In mancanza di libri veri, di qualità hanno accettato tutto quello che chiunque si è proposto di scrivere con risultato che questi libri non sono nemmeno lontanamente accettabili come libri di testo.

Bello il discorso del condividere il sapere, fare comunità, mettere in comune le conoscenze... Ma se non c'è nessuno disponibile a metterci il materiale il tutto si riduce a una mega masturbazione di gruppo in cui la gente di ripete a vicenda queste storielle sulla condivisione del sapere.
Inizia a trovare gente che ha in mano materiale da condividere e che è disposta a condividerlo, poi parliamo di quanto sia bello farlo.

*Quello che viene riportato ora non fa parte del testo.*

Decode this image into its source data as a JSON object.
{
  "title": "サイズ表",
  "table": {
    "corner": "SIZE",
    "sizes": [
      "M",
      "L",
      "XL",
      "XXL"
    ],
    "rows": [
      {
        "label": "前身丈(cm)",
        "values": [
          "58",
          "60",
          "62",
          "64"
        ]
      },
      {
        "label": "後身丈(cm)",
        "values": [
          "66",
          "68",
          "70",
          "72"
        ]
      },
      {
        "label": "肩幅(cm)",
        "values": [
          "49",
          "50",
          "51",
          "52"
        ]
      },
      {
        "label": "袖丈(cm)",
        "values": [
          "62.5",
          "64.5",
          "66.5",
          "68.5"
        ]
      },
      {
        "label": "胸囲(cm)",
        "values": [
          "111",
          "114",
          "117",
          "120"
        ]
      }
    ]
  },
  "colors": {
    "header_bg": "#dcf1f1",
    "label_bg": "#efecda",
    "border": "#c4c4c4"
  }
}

Un'ultima nota. Il deputato grillino che lodava questa iniziativa ha dato un'occhiata ai libri o si è limitato a bersi le dichiarazioni eufemistiche dei loro promotori?
Tra l'altro dichiara di avere una Laurea specialistica in educazione degli adulti e formazione continua.
Possibile che non si sia reso conto della scarsa qualità di quelle dispensine spacciate per libri di testo?
Oppure basta dire le quattro parole chiave che lo fanno rizzare al grillino (condivisione, rééééte, online, gratis...) e questi non capiscono più niente?

 

*Piesse:Chiunque di noi ha studiato/studia sa bene che una parte fondamentale dello studio consiste nel massacrare il libro con appunti, evidenziazioni, frecce che legano una parte con l'altra...
Ad esempio, io quando anche scarico un articolo scientifico da studiare/revisionare me lo stampo sempre, dallo schermo non riuscirei a studiarlo/valutarlo se non posso metterci sopra la penna (e no, fare le stesse cose in digitale non è la stessa cosa).
Come dico spesso, la tecnologia è spesso utile nell'insegnamento ma delle volte è un pericoloso alibi per l'insegnante che pensa che il problema sia solo la tecnologia, mentre spesso si può insegnare con bassa tecnologia, basta mettersi d'impegno (per esempio, qualche mese fa davanti a studenti che non capivano come funzionava un giroscopio laser ad anello ho preso quattro studenti e li ho messi a ruotare in tondo mentre io in mezzo ruotavo nella stessa direzione o in direzione opposta).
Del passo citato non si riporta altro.